Thermal dynamics and electronic temperature waves in layered correlated materials
Giacomo Mazza, Marco Gandolfi, Massimo Capone, Francesco Banfi,, Claudio Giannetti

TL;DR
This paper investigates layered correlated materials as a platform for unconventional heat transfer, demonstrating the potential for electronic-origin wave-like temperature oscillations and tunable thermal regimes for nanoscale device applications.
Contribution
It reveals that layered strongly correlated materials can exhibit a wide range of heat transfer regimes, including wave-like temperature oscillations up to room temperature, controlled by electronic interactions.
Findings
Electronic heat transfer can be ballistic, hydrodynamic, or diffusive.
Wave-like temperature oscillations are predicted to occur at room temperature.
Interaction strength controls the thermal transport regime.
Abstract
We explore layered strongly correlated materials as a platform to identify and control unconventional heat transfer phenomena.
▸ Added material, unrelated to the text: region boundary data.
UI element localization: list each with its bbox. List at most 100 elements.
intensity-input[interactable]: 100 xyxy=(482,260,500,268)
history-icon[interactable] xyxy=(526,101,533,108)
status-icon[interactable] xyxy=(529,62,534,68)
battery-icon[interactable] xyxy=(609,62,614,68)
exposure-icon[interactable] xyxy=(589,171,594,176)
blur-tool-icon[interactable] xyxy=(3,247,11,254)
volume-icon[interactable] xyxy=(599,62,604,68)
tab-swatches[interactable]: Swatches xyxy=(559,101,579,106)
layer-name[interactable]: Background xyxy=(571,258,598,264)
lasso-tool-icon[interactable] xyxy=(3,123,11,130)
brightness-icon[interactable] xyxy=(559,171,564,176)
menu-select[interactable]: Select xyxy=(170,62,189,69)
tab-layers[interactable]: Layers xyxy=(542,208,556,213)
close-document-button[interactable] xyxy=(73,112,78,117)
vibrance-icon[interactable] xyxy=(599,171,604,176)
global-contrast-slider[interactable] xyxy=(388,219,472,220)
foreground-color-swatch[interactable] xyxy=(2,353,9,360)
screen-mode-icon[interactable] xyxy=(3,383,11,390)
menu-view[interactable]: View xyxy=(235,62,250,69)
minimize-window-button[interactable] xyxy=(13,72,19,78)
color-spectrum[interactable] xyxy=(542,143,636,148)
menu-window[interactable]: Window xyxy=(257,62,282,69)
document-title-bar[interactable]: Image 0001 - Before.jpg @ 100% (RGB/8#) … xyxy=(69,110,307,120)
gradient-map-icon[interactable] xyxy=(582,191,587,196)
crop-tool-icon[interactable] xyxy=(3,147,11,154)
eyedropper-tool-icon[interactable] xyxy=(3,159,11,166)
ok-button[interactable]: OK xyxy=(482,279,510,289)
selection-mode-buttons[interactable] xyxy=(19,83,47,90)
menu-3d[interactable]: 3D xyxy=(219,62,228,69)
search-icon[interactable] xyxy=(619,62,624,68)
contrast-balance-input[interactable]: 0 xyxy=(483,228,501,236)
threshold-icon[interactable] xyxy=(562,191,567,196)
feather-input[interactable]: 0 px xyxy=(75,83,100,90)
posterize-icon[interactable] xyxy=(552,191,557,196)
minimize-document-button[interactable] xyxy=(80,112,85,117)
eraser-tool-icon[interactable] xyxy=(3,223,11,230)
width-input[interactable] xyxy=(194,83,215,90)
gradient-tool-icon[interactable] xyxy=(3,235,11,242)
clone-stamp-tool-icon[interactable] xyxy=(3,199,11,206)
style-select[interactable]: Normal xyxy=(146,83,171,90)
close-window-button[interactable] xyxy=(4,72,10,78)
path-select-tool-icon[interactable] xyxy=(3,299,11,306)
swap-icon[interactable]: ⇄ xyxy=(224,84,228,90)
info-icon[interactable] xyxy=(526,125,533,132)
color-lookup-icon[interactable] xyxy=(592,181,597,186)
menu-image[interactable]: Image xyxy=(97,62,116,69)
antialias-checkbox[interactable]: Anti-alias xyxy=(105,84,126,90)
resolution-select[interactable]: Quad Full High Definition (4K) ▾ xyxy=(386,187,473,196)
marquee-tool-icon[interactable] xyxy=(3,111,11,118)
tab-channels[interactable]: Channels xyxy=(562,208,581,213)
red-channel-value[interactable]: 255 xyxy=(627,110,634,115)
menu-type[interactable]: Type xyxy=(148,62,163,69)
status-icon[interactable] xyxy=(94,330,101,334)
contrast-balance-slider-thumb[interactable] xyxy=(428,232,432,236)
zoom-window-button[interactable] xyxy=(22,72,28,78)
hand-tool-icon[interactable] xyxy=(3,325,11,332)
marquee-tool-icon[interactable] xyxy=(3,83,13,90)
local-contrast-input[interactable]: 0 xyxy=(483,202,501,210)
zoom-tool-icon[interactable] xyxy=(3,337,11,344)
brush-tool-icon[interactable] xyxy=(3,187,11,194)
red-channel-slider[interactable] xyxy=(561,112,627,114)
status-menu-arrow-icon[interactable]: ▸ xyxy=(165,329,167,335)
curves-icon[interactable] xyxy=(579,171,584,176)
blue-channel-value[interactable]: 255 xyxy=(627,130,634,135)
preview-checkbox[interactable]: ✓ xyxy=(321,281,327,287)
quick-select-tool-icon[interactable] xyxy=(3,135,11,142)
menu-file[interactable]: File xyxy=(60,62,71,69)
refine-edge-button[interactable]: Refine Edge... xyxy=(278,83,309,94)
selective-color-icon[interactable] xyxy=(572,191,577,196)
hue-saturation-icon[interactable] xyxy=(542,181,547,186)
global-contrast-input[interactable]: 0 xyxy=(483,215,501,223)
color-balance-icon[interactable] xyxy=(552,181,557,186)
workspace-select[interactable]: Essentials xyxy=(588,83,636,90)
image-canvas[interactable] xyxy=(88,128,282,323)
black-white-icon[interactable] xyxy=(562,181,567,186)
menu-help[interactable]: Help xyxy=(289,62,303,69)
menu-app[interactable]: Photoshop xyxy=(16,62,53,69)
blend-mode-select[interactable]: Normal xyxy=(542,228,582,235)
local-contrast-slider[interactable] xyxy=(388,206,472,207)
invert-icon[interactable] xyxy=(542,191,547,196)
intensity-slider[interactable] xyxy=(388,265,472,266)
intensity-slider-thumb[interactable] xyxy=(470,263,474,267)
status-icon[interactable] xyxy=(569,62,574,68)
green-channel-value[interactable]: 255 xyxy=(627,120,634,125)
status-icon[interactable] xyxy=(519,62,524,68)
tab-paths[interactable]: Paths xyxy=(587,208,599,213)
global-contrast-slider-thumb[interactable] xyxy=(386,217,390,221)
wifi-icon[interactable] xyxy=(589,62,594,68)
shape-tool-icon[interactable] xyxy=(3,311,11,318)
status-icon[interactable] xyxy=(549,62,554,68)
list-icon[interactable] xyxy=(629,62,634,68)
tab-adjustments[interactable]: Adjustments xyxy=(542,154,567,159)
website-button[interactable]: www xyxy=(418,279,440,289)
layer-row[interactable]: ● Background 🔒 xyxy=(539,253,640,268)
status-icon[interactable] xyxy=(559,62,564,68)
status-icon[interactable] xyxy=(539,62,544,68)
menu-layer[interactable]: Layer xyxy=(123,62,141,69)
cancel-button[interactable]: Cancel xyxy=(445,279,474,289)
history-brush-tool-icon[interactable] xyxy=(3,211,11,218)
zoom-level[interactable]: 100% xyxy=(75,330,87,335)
We demonstrate that these systems can be tailored to sustain a wide spectrum of heat transport regimes, ranging from ballistic, to hydrodynamic all the way to diffusive. Within the hydrodynamic regime, wave-like temperature oscillations are predicted up to room temperature. All the above phenomena have a purely electronic origin, stemming from the existence of two components in the electronic system, each one thermalized at different temperatures. The interaction strength can be exploited as a knob to control the different thermal transport regimes. The present results pave the way to transition-metal oxide heterostructures as building blocks for nanodevices exploiting the wave-like nature of heat transfer on the picosecond time scale.